One inconsistency that we observed between the effects fenofibrate and IS001 on H4-Ac and was that IS001 influenced H4-Ac at all CNS sites, whereas fenofibrate influenced H4-Ac only at CNS-22 and CNS-34. This inconsistency most likely relates to differences in the types of Th cells that were used in ChIP studies and the effects of these short-term drug treatments on T-bet expression. In the ChIP experiments using IS001, naive CD4⁺ T cells were used that exhibited low baseline T-bet mRNA expression and H4-Ac. Stimulation of naive CD4⁺ T cells over 4 h in the presence of the antagonist had the effect of enhancing T-bet expression, a necessary prerequisite for inducing broad-scale changes in H4-Ac at the Ifng locus (30). In contrast, ChIP experiments using fenofibrate were conducted using Th1-polarized cells that already exhibited high T-bet mRNA expression, which was not impacted in the short-term by ligand treatment; hence no broad-scale changes in H4-Ac were apparent and T-bet–independent effects of PPARα could be revealed.

The finding that PPARα regulates IFN-γ expression through the CNS-34 site may also explain why NK cell IFN-γ production was not significantly impacted by PPARα deficiency.
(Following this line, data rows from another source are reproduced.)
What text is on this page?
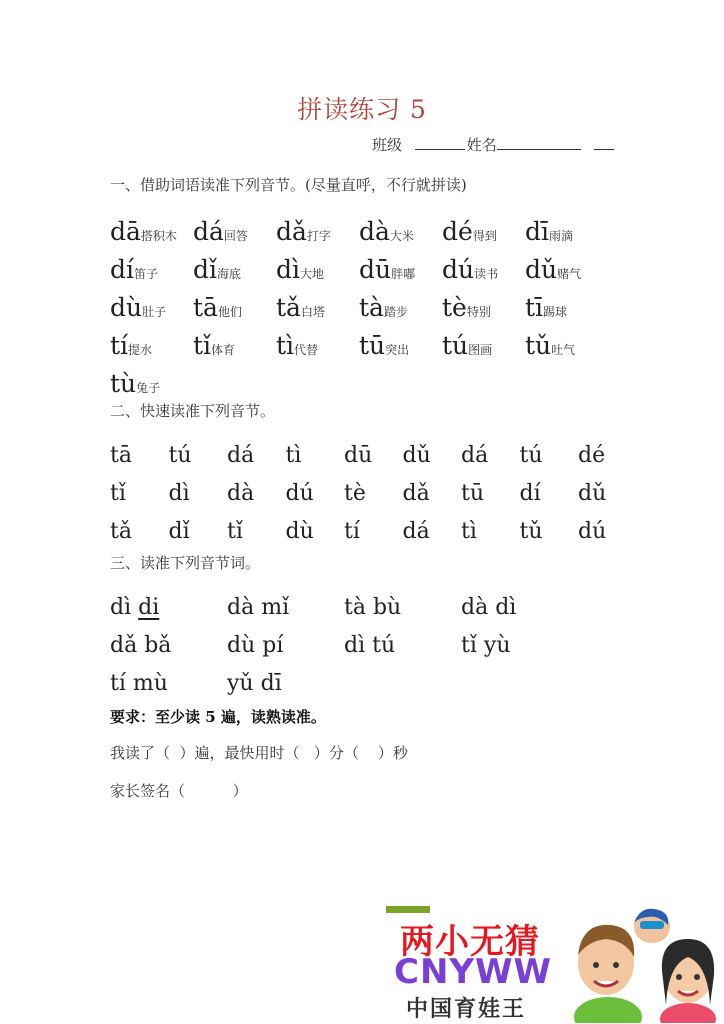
拼读练习 5
班级	姓名
一、借助词语读准下列音节。(尽量直呼，不行就拼读)
dā搭积木 dá回答	dǎ打字	dà大米	dé得到	dī雨滴
dí笛子	dǐ海底	dì大地	dū胖嘟	dú读书	dǔ赌气
dù肚子	tā他们	tǎ白塔	tà踏步	tè特别	tī踢球
tí提水	tǐ体育	tì代替	tū突出	tú图画	tǔ吐气
tù兔子
二、快速读准下列音节。
tā	tú	dá	tì	dū	dǔ	dá	tú	dé
tǐ	dì	dà	dú	tè	dǎ	tū	dí	dǔ
tǎ	dǐ	tǐ	dù	tí	dá	tì	tǔ	dú
三、读准下列音节词。
dì di	dà mǐ	tà bù	dà dì
dǎ bǎ	dù pí	dì tú	tǐ yù
tí mù	yǔ dī
要求：至少读 5 遍，读熟读准。
我读了（  ）遍，最快用时（   ）分（    ）秒
家长签名（          ）
两小无猜
CNYWW
中国育娃王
Although CNS-22 is involved in the establishment of H4-Ac marks and for induction of Ifng transcription in both NK cells and adaptive lymphocytes, the human homolog of CNS-34 has been shown to be important in the regulation of IFN-γ in CD4⁺ T cells and NKT cells, but not in NK cells (2, 45). Thus, it is possible that the PPARα-dependent control of Ifng may be diluted in NK cells due to the decreased importance of CNS-34 in this regulation. Consistent with this notion, we did observe a trend for a higher IFN-γ response by PPARα^−/− NK cells and by WT NK cells treated with the PPARα antagonist.
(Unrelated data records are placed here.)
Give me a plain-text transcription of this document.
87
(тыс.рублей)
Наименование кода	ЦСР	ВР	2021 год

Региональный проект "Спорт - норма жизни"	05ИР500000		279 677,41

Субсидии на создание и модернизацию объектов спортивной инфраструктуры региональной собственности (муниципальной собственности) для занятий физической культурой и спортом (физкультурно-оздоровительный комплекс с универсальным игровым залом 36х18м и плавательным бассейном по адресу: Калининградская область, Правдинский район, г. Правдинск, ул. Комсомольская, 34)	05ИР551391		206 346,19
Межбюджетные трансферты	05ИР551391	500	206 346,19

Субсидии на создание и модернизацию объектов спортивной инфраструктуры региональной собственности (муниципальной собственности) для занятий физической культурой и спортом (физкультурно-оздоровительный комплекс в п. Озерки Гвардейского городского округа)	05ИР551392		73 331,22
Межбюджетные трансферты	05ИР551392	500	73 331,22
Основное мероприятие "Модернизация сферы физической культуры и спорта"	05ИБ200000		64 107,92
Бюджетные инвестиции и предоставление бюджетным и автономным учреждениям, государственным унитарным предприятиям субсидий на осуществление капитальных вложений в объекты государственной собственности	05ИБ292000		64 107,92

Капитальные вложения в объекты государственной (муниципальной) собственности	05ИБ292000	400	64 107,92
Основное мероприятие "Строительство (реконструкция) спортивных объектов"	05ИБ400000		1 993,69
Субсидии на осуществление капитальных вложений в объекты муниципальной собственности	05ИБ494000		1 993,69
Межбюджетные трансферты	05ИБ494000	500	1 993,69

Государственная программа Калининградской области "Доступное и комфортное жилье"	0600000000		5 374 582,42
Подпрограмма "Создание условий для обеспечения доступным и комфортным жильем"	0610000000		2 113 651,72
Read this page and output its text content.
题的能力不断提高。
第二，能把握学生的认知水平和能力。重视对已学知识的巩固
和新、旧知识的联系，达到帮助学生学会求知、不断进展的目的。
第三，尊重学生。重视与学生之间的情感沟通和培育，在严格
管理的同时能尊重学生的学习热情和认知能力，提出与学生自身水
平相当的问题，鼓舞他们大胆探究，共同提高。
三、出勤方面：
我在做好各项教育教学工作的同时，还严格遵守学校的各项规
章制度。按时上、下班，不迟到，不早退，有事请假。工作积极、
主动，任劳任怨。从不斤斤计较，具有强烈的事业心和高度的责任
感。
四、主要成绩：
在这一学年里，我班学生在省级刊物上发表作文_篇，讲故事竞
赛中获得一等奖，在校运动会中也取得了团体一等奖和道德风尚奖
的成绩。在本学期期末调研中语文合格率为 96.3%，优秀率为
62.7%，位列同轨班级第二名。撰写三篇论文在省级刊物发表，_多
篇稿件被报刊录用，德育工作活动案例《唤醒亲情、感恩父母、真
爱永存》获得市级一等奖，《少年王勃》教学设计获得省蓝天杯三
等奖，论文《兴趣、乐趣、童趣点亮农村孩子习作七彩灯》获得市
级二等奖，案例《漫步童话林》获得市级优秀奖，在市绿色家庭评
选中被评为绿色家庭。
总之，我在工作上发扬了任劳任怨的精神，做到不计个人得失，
Our in vivo studies using IS001 also provided the proof of concept that antagonizing PPARα activity with a small molecule can be used as an approach to boost IFN-γ production in males to aid in the clearance of intracellular pathogens. In addition to its role in combating bacterial infection, IFN-γ production is crucial for antitumor immune responses, and rIFN-γ or IL-12 have been used with some success in clinical trials to treat various malignancies (46–48). Because systemic administration of these cytokines is associated with side effects and dose-related toxicities (47, 48), alternative approaches are being pursued to enhance IFN-γ signaling including injection of tumors with adenovirus encoding IFN-γ (47) and administration of small-molecule activators of STAT1 signaling (49). We propose that treatment with IS001 may serve as yet another approach to boost IFN-γ responses in males to treat chronic infection or malignancy.

In conclusion, our studies in PPARα provide a molecular mechanism for why IFN-γ responses are more robust in females and introduce a novel small molecule that can be used to augment the production of this cytokine in males.
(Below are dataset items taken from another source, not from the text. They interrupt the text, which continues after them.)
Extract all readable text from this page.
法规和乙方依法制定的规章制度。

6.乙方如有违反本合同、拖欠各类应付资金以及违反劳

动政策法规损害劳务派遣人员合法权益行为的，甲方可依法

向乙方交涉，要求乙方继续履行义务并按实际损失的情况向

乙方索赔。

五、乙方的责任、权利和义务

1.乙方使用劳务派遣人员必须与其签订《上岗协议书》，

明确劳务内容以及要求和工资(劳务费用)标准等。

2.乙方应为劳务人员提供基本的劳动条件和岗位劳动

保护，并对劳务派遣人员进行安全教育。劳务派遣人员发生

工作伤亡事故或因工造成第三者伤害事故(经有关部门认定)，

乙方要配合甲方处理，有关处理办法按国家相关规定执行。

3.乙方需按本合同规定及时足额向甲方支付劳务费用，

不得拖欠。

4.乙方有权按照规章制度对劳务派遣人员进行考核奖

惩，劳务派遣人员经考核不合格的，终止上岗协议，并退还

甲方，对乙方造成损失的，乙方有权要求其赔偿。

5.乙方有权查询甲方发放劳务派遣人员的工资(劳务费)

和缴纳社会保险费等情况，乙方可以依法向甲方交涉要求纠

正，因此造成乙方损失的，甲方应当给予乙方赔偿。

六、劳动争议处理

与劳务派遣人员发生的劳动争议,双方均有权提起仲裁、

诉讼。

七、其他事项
We thank Dr. Peppi Prasit and the scientific team from Inception Sciences for providing IS001, Dr. Dana Philpott from the University of Toronto for providing L. monocytogenes, and the National Institutes of Health Tetramer Core Facility for the CD1d tetramers.

N.S., L.C., and R.C. are employees of Inception Sciences who developed the IS001 antagonist. N.S. is also the director of Inception Sciences and holds equity in the company. The other authors have no financial conflicts of interest.